The marriage is being sold as complementary. Gachora describes it as a two-way street: NCBA brings digital firepower, while Nedbank adds muscle in corporate and investment banking, property finance, and asset finance — areas where South Africa is more mature.
Then there’s the dividend story.
For 2024, NCBA paid Ksh5.5 per share, up 15.8 percent year-on-year. That amounted to about Ksh9 billion from profit after tax of Ksh21.9 billion. At pre-deal prices of Ksh85–90, that translated into a dividend yield between 6 and 6.5 percent — competitive among tier-one Kenyan banks.
That steady payout strengthens Quinn’s pitch that he is not just buying growth — he is buying dependable cash flow.
A dividend parity clause in the deal ensures no shareholder double-dips or loses out during the transaction window.
Timing is also key.
Kenya’s banking sector is heading into consolidation after the Business Laws (Amendment) Act, 2024 raised minimum core capital requirements from Ksh1 billion to Ksh10 billion by 2029. Ratings agency Fitch Ratings has already warned tougher capital rules could accelerate mergers and acquisitions.
Nedbank is not waiting around.
Instead of tiptoeing into East Africa, it is buying instant scale in a market with strong demographics and a strategic trade corridor linking Africa to the Middle East and Asia.

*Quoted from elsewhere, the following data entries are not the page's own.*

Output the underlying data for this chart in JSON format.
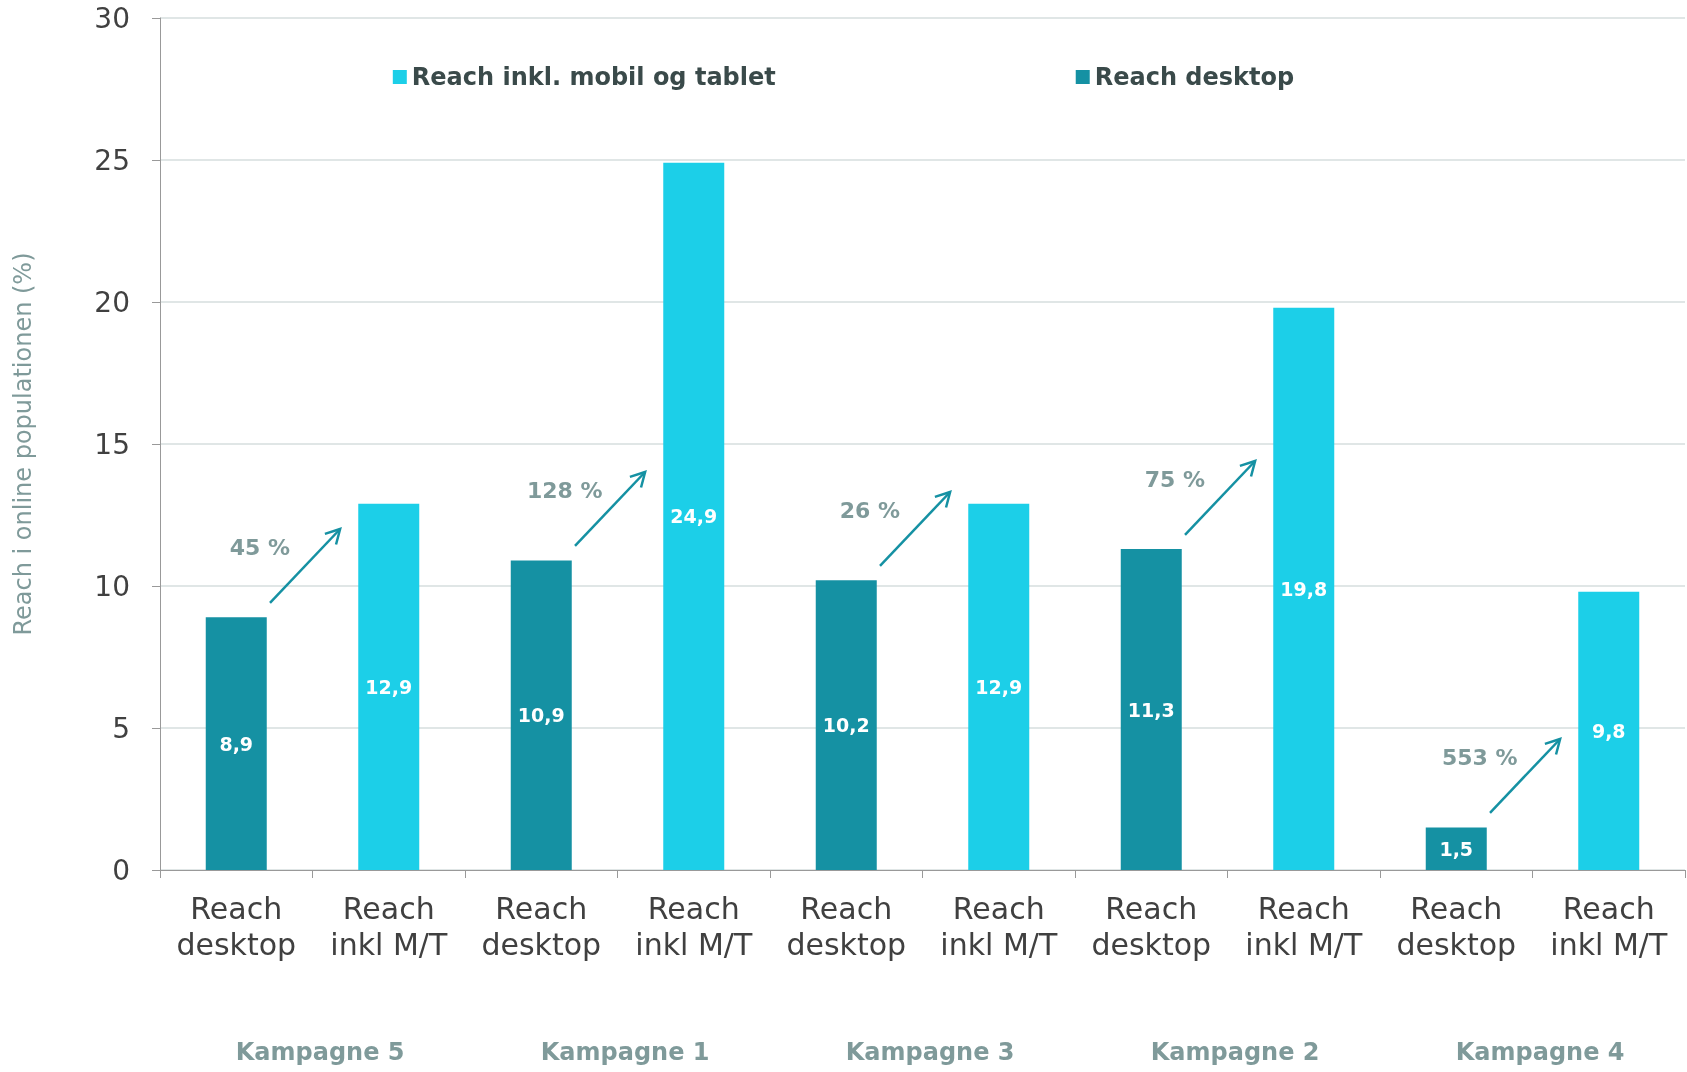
{
  "chart_data": {
    "type": "bar",
    "ylabel": "Reach i online populationen (%)",
    "categories": [
      "Reach\ndesktop",
      "Reach\ninkl M/T",
      "Reach\ndesktop",
      "Reach\ninkl M/T",
      "Reach\ndesktop",
      "Reach\ninkl M/T",
      "Reach\ndesktop",
      "Reach\ninkl M/T",
      "Reach\ndesktop",
      "Reach\ninkl M/T"
    ],
    "series": [
      {
        "name": "Reach inkl. mobil og tablet",
        "color": "#1ccfe8",
        "values": [
          null,
          12.9,
          null,
          24.9,
          null,
          12.9,
          null,
          19.8,
          null,
          9.8
        ],
        "value_labels": [
          null,
          "12,9",
          null,
          "24,9",
          null,
          "12,9",
          null,
          "19,8",
          null,
          "9,8"
        ]
      },
      {
        "name": "Reach desktop",
        "color": "#1591a3",
        "values": [
          8.9,
          null,
          10.9,
          null,
          10.2,
          null,
          11.3,
          null,
          1.5,
          null
        ],
        "value_labels": [
          "8,9",
          null,
          "10,9",
          null,
          "10,2",
          null,
          "11,3",
          null,
          "1,5",
          null
        ]
      }
    ],
    "ylim": [
      0,
      30
    ],
    "yticks": [
      0,
      5,
      10,
      15,
      20,
      25,
      30
    ],
    "grid": "y",
    "legend": "top",
    "annotations": [
      "Kampagne 5",
      "Kampagne 1",
      "Kampagne 3",
      "Kampagne 2",
      "Kampagne 4",
      "45 %",
      "128 %",
      "26 %",
      "75 %",
      "553 %"
    ]
  }
}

Quinn believes global trade flows are “shifting east,” with India and China driving faster growth across Eastern and Southern Africa.
For NCBA, the deal answers a long-standing expansion question. Gachora says access to Nedbank’s capital pool will accelerate regional growth, including into Central Africa.
So why is Nedbank paying a premium?
Because it is not just buying a bank at 1.4 times book.
It is buying control. It is buying technology. It is buying dividends. It is buying timing.
And in the high-stakes game of African banking consolidation, sometimes the boldest bidder wins.